Directed by:  Dax Shepard

Starring:  Dax Shepard, Michael Pena, Vincent D'Onofrio, Kristen Bell, Jessica McNamee, Adam Brody, Maya Rudolph, Rosa Salazar

CHIPS is yet another adaptation of a 1970s TV show.    I'm eagerly awaiting WKRP in Cincinnati, but it isn't in the works to my knowledge.     These movies are hit and miss.    When they hit, like with Starsky & Hutch (2004), they create comedy gold.    When they miss, like CHIPS, they scatter a few chuckles, but ultimately fade from memory about ten minutes after leaving the theater.

Written and directed by Dax Shepard, who also plays one of the two leads, CHIPS is content with eventually taking the low road and ratcheting up the gross-out humor.     The humor, even by gross-out standards, is gruesome.     One character has three fingers shot off and the other evades a hail of gunfire to retrieve them.    Another scene fulfills the quota of homoerotic humor present in many comedies these days, in which Ponch's (Pena) mouth accidentally comes into contact with Jon's (Shepard) genitals.     I won't explain how this comes to pass, but it is contrived to say the least.
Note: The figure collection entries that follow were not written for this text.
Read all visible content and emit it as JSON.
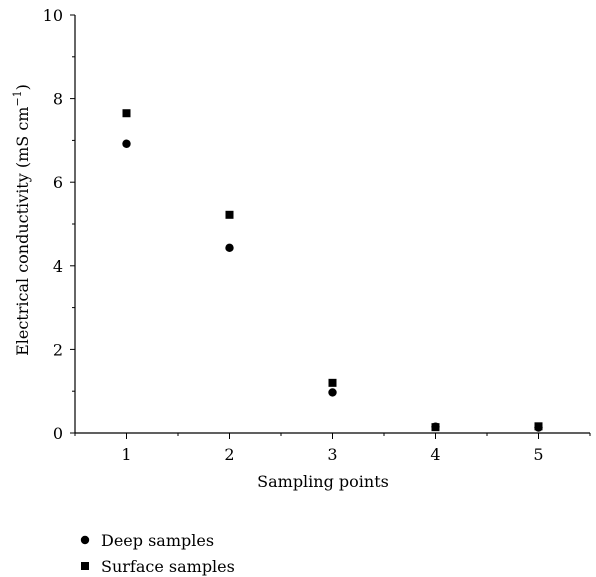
{
  "chart_data": {
    "type": "scatter",
    "title": "",
    "xlabel": "Sampling points",
    "ylabel": "Electrical conductivity (mS cm",
    "ylabel_sup": "−1",
    "ylabel_tail": ")",
    "xlim": [
      0.5,
      5.5
    ],
    "ylim": [
      0,
      10
    ],
    "xticks": [
      1,
      2,
      3,
      4,
      5
    ],
    "yticks": [
      0,
      2,
      4,
      6,
      8,
      10
    ],
    "grid": false,
    "legend_position": "bottom-left, below axes",
    "x": [
      1,
      2,
      3,
      4,
      5
    ],
    "series": [
      {
        "name": "Deep samples",
        "marker": "circle",
        "color": "#000000",
        "values": [
          6.92,
          4.43,
          0.97,
          0.15,
          0.13
        ]
      },
      {
        "name": "Surface samples",
        "marker": "square",
        "color": "#000000",
        "values": [
          7.65,
          5.22,
          1.2,
          0.14,
          0.16
        ]
      }
    ]
  }
}
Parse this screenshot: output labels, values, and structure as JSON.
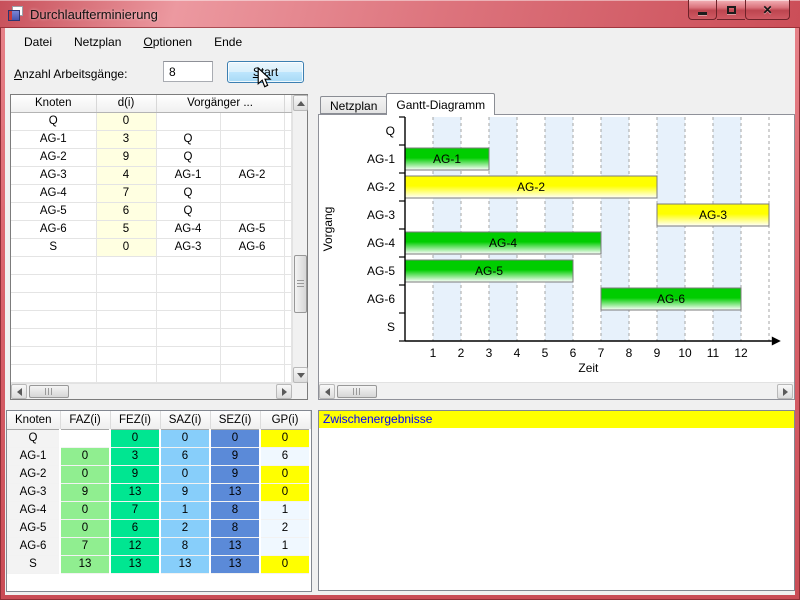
{
  "window": {
    "title": "Durchlaufterminierung",
    "buttons": {
      "minimize": "minimize",
      "maximize": "maximize",
      "close": "close"
    }
  },
  "menu": {
    "items": [
      {
        "id": "datei",
        "label": "Datei",
        "accel": null
      },
      {
        "id": "netzplan",
        "label": "Netzplan",
        "accel": null
      },
      {
        "id": "optionen",
        "label": "Optionen",
        "accel": 0
      },
      {
        "id": "ende",
        "label": "Ende",
        "accel": null
      }
    ]
  },
  "toolbar": {
    "count_label": {
      "label": "Anzahl Arbeitsgänge:",
      "accel": 0
    },
    "count_value": "8",
    "start_button": {
      "label": "Start",
      "accel": 0
    }
  },
  "nodes_table": {
    "headers": {
      "knoten": "Knoten",
      "d": "d(i)",
      "vorgaenger": "Vorgänger ..."
    },
    "d_col_bg": "#FFFFE1",
    "rows": [
      {
        "knoten": "Q",
        "d": "0",
        "v1": "",
        "v2": ""
      },
      {
        "knoten": "AG-1",
        "d": "3",
        "v1": "Q",
        "v2": ""
      },
      {
        "knoten": "AG-2",
        "d": "9",
        "v1": "Q",
        "v2": ""
      },
      {
        "knoten": "AG-3",
        "d": "4",
        "v1": "AG-1",
        "v2": "AG-2"
      },
      {
        "knoten": "AG-4",
        "d": "7",
        "v1": "Q",
        "v2": ""
      },
      {
        "knoten": "AG-5",
        "d": "6",
        "v1": "Q",
        "v2": ""
      },
      {
        "knoten": "AG-6",
        "d": "5",
        "v1": "AG-4",
        "v2": "AG-5"
      },
      {
        "knoten": "S",
        "d": "0",
        "v1": "AG-3",
        "v2": "AG-6"
      }
    ],
    "empty_rows": 7
  },
  "tabs": [
    {
      "label": "Netzplan",
      "active": false
    },
    {
      "label": "Gantt-Diagramm",
      "active": true
    }
  ],
  "chart_data": {
    "type": "bar",
    "variant": "gantt",
    "title": "",
    "xlabel": "Zeit",
    "ylabel": "Vorgang",
    "categories": [
      "Q",
      "AG-1",
      "AG-2",
      "AG-3",
      "AG-4",
      "AG-5",
      "AG-6",
      "S"
    ],
    "xticks": [
      1,
      2,
      3,
      4,
      5,
      6,
      7,
      8,
      9,
      10,
      11,
      12
    ],
    "xlim": [
      0,
      13.1
    ],
    "bars": [
      {
        "name": "AG-1",
        "row": "AG-1",
        "start": 0,
        "end": 3,
        "color": "green"
      },
      {
        "name": "AG-2",
        "row": "AG-2",
        "start": 0,
        "end": 9,
        "color": "yellow"
      },
      {
        "name": "AG-3",
        "row": "AG-3",
        "start": 9,
        "end": 13,
        "color": "yellow"
      },
      {
        "name": "AG-4",
        "row": "AG-4",
        "start": 0,
        "end": 7,
        "color": "green"
      },
      {
        "name": "AG-5",
        "row": "AG-5",
        "start": 0,
        "end": 6,
        "color": "green"
      },
      {
        "name": "AG-6",
        "row": "AG-6",
        "start": 7,
        "end": 12,
        "color": "green"
      }
    ],
    "bar_colors": {
      "green": "#00CD00",
      "yellow": "#FFFF00"
    },
    "stripes": [
      [
        1,
        2
      ],
      [
        3,
        4
      ],
      [
        5,
        6
      ],
      [
        7,
        8
      ],
      [
        9,
        10
      ],
      [
        11,
        12
      ]
    ],
    "stripe_color": "#E7F1FB",
    "gridline_ticks": [
      1,
      2,
      3,
      4,
      5,
      6,
      7,
      8,
      9,
      10,
      11,
      12,
      13
    ],
    "grid": true,
    "legend": null
  },
  "results_table": {
    "headers": [
      "Knoten",
      "FAZ(i)",
      "FEZ(i)",
      "SAZ(i)",
      "SEZ(i)",
      "GP(i)"
    ],
    "rows": [
      {
        "knoten": "Q",
        "faz": "",
        "fez": "0",
        "saz": "0",
        "sez": "0",
        "gp": "0"
      },
      {
        "knoten": "AG-1",
        "faz": "0",
        "fez": "3",
        "saz": "6",
        "sez": "9",
        "gp": "6"
      },
      {
        "knoten": "AG-2",
        "faz": "0",
        "fez": "9",
        "saz": "0",
        "sez": "9",
        "gp": "0"
      },
      {
        "knoten": "AG-3",
        "faz": "9",
        "fez": "13",
        "saz": "9",
        "sez": "13",
        "gp": "0"
      },
      {
        "knoten": "AG-4",
        "faz": "0",
        "fez": "7",
        "saz": "1",
        "sez": "8",
        "gp": "1"
      },
      {
        "knoten": "AG-5",
        "faz": "0",
        "fez": "6",
        "saz": "2",
        "sez": "8",
        "gp": "2"
      },
      {
        "knoten": "AG-6",
        "faz": "7",
        "fez": "12",
        "saz": "8",
        "sez": "13",
        "gp": "1"
      },
      {
        "knoten": "S",
        "faz": "13",
        "fez": "13",
        "saz": "13",
        "sez": "13",
        "gp": "0"
      }
    ],
    "colors": {
      "faz": "#90EE90",
      "fez": "#00E691",
      "saz": "#87CEFA",
      "sez": "#5B8AD8",
      "gp_zero": "#FFFF00",
      "gp_nonzero": "#F0F8FF",
      "knoten_bg": "#F3F3F3",
      "empty": "#FFFFFF"
    }
  },
  "results_panel": {
    "title": "Zwischenergebnisse",
    "title_color": "#0000FF",
    "title_bg": "#FFFF00"
  }
}
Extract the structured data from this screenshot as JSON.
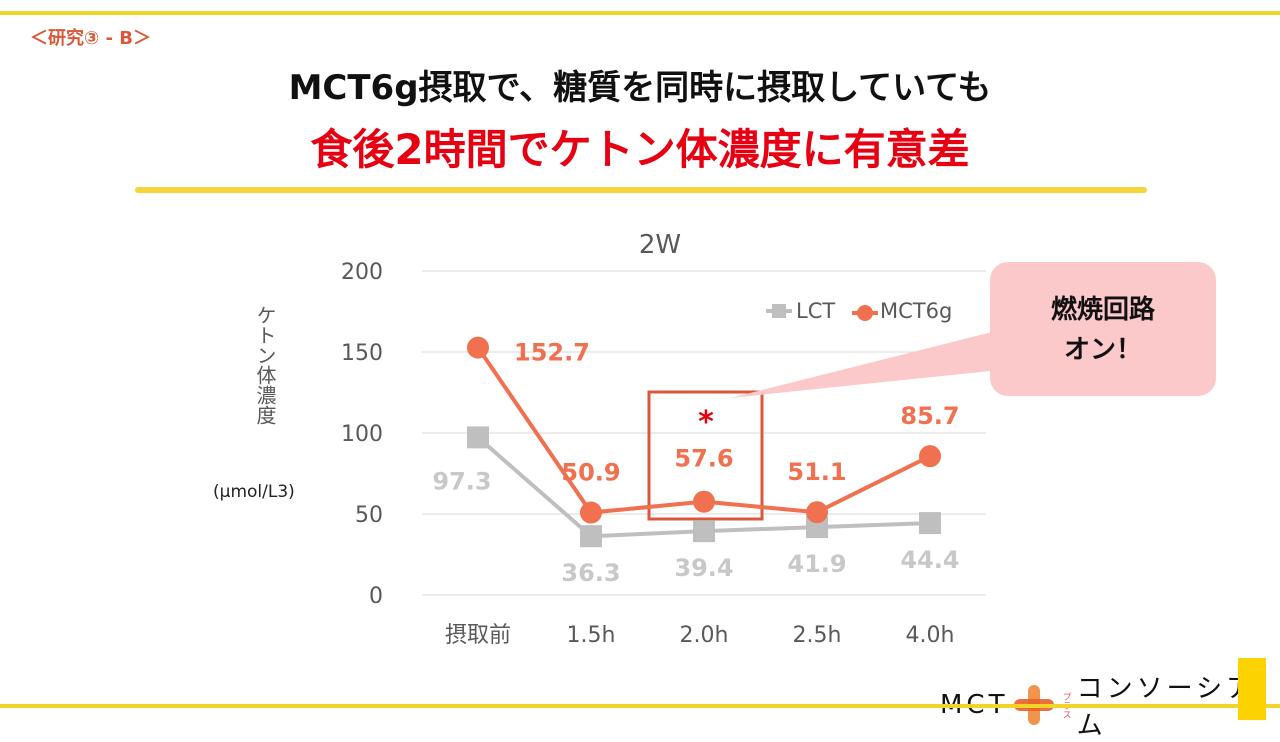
{
  "slide": {
    "tag": "＜研究③ - B＞",
    "title_line1": "MCT6g摂取で、糖質を同時に摂取していても",
    "title_line2": "食後2時間でケトン体濃度に有意差",
    "callout": [
      "燃焼回路",
      "オン！"
    ],
    "significance_mark": "*",
    "logo": {
      "left": "MCT",
      "small": "プラス",
      "right": "コンソーシアム"
    }
  },
  "colors": {
    "lct": "#bfbfbf",
    "mct": "#f07050",
    "highlight_box": "#d9583a",
    "callout_fill": "#fcc9cb",
    "accent_yellow": "#f2d32a",
    "title_red": "#e60012"
  },
  "chart_data": {
    "type": "line",
    "title": "2W",
    "ylabel": "ケトン体濃度",
    "yunit": "(μmol/L3)",
    "categories": [
      "摂取前",
      "1.5h",
      "2.0h",
      "2.5h",
      "4.0h"
    ],
    "ylim": [
      0,
      200
    ],
    "yticks": [
      "0",
      "50",
      "100",
      "150",
      "200"
    ],
    "grid": true,
    "legend_position": "top-right",
    "series": [
      {
        "name": "LCT",
        "marker": "square",
        "values": [
          97.3,
          36.3,
          39.4,
          41.9,
          44.4
        ],
        "labels": [
          "97.3",
          "36.3",
          "39.4",
          "41.9",
          "44.4"
        ]
      },
      {
        "name": "MCT6g",
        "marker": "circle",
        "values": [
          152.7,
          50.9,
          57.6,
          51.1,
          85.7
        ],
        "labels": [
          "152.7",
          "50.9",
          "57.6",
          "51.1",
          "85.7"
        ]
      }
    ],
    "highlight_category": "2.0h"
  }
}
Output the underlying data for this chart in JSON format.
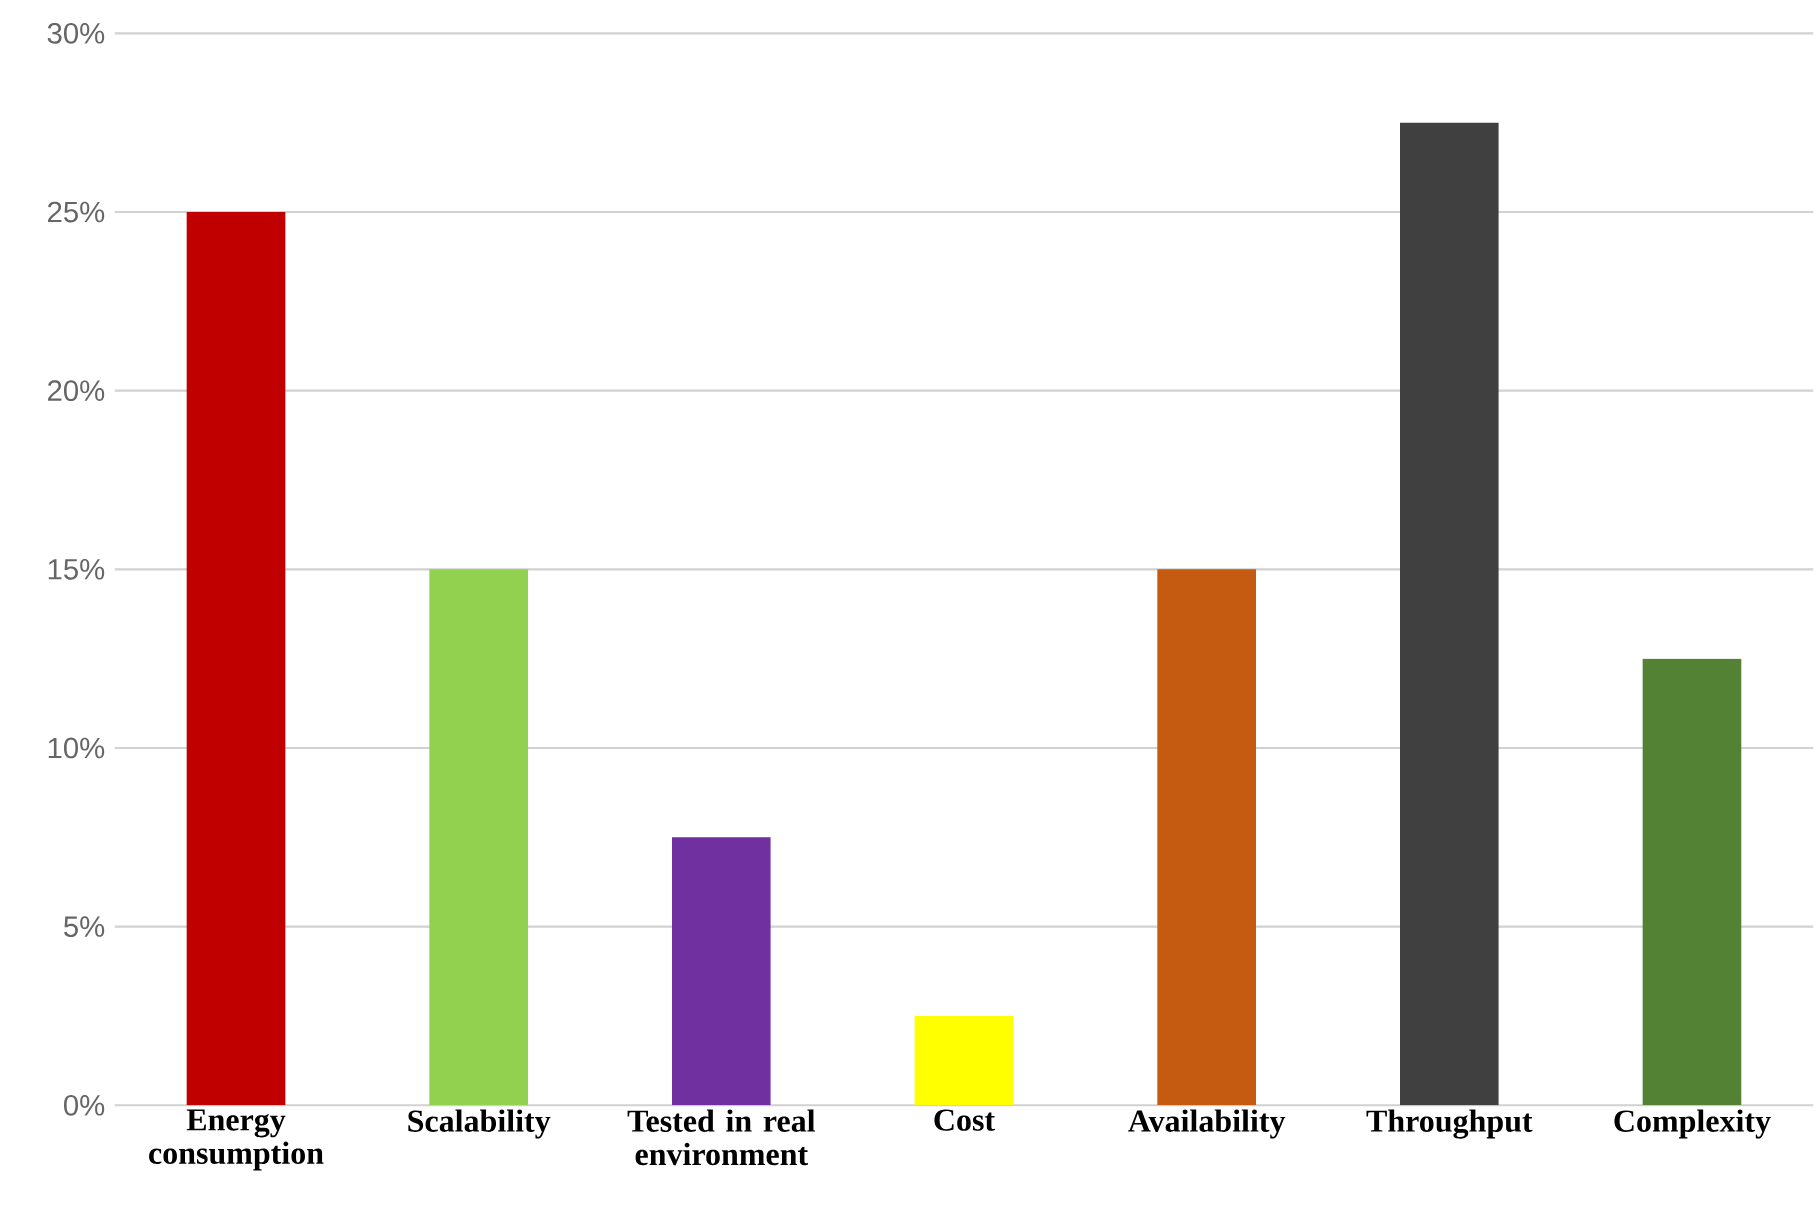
{
  "chart_data": {
    "type": "bar",
    "categories": [
      "Energy consumption",
      "Scalability",
      "Tested in real environment",
      "Cost",
      "Availability",
      "Throughput",
      "Complexity"
    ],
    "values": [
      25,
      15,
      7.5,
      2.5,
      15,
      27.5,
      12.5
    ],
    "colors": [
      "#c00000",
      "#92d050",
      "#7030a0",
      "#ffff00",
      "#c55a11",
      "#404040",
      "#548235"
    ],
    "ylim": [
      0,
      30
    ],
    "yticks": [
      {
        "value": 0,
        "label": "0%"
      },
      {
        "value": 5,
        "label": "5%"
      },
      {
        "value": 10,
        "label": "10%"
      },
      {
        "value": 15,
        "label": "15%"
      },
      {
        "value": 20,
        "label": "20%"
      },
      {
        "value": 25,
        "label": "25%"
      },
      {
        "value": 30,
        "label": "30%"
      }
    ],
    "grid": "y"
  }
}
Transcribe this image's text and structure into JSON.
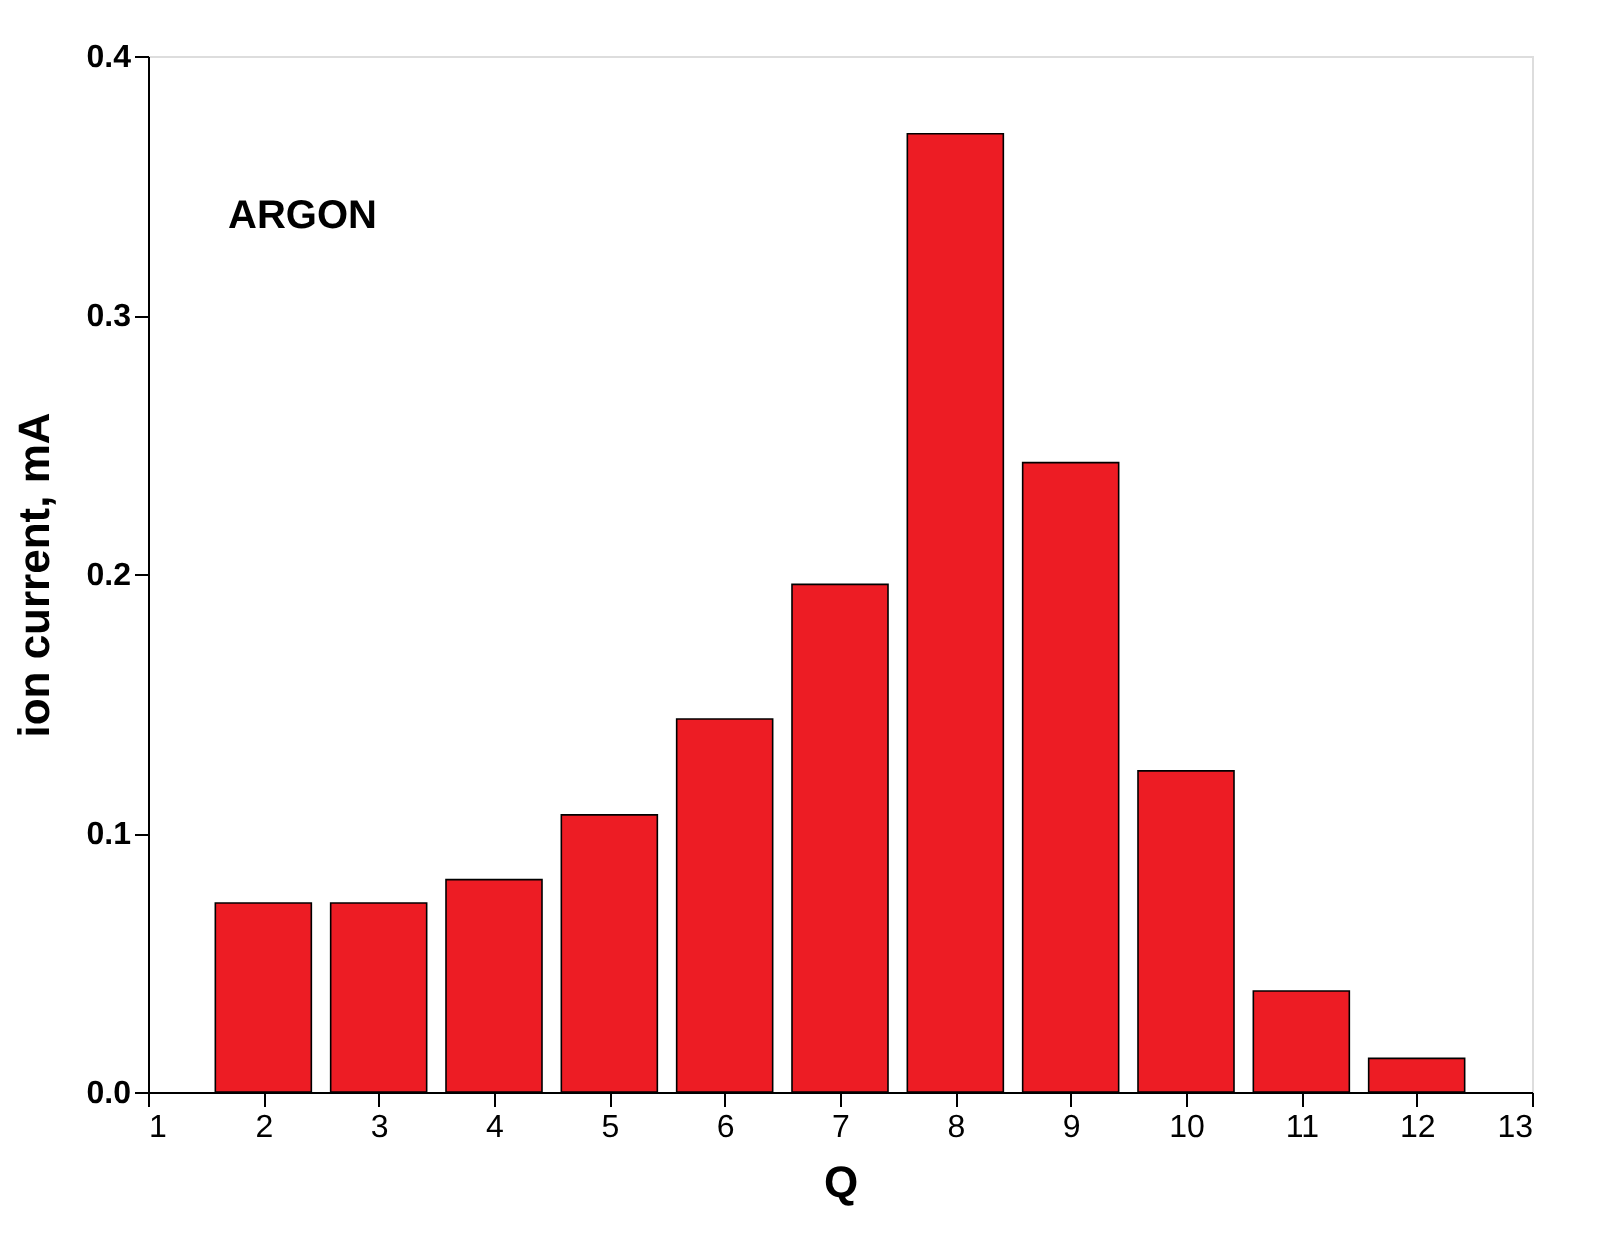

The plot itself is a flimsy excuse to showcase unexciting chases, explosions, and gunplay.    Many of the up-close shots of the motorcycle riders are shot in something similar to Queasi-Cam.     This is a distracting style choice.     I felt like I was watching a Jackass episode at times.     CHIPS also wastes Shepard and Pena, leaving them to lean heavily on their likability to carry the day.    It nearly does in some spots.     We feel sympathy for Jon, a former pro motorcyclist who has had 23 surgeries for various cycling injuries.    He joins the California Highway Patrol in hopes of winning back the love and respect of his cold, estranged wife (Bell), who makes Jon stay in the guest house while she openly carries on a relationship with another guy.     Jon is a wreck physically and not entirely bright, but is allowed to join the force on a probationary basis.

Pena is Ponch, an FBI agent assigned undercover to the patrol to smoke out corrupt cops who run a drug smuggling operation.     The rogue unit is led by Ray (D'Onofrio), whose own son is addicted to heroin, which lends a certain gravitas to the proceedings.     It is too bad the movie doesn't choose to flesh out this duality and instead keeps making jokes about Ponch's sex addiction.   Is it just easier to default to crude humor than it is to create funny situations out of characters?    CHIPS believes yes and it suffers because of this choice.  

It is a pity because the movie has an energetic first half, while the second half bogs itself down and goes on autopilot.     The movie follows the formula of new partners' initial dislike, followed by a truce, and then becoming friends (only after a fight which nearly ends their friendship just as it's getting started).     Like mostly everything else in CHIPS, this is done by rote also.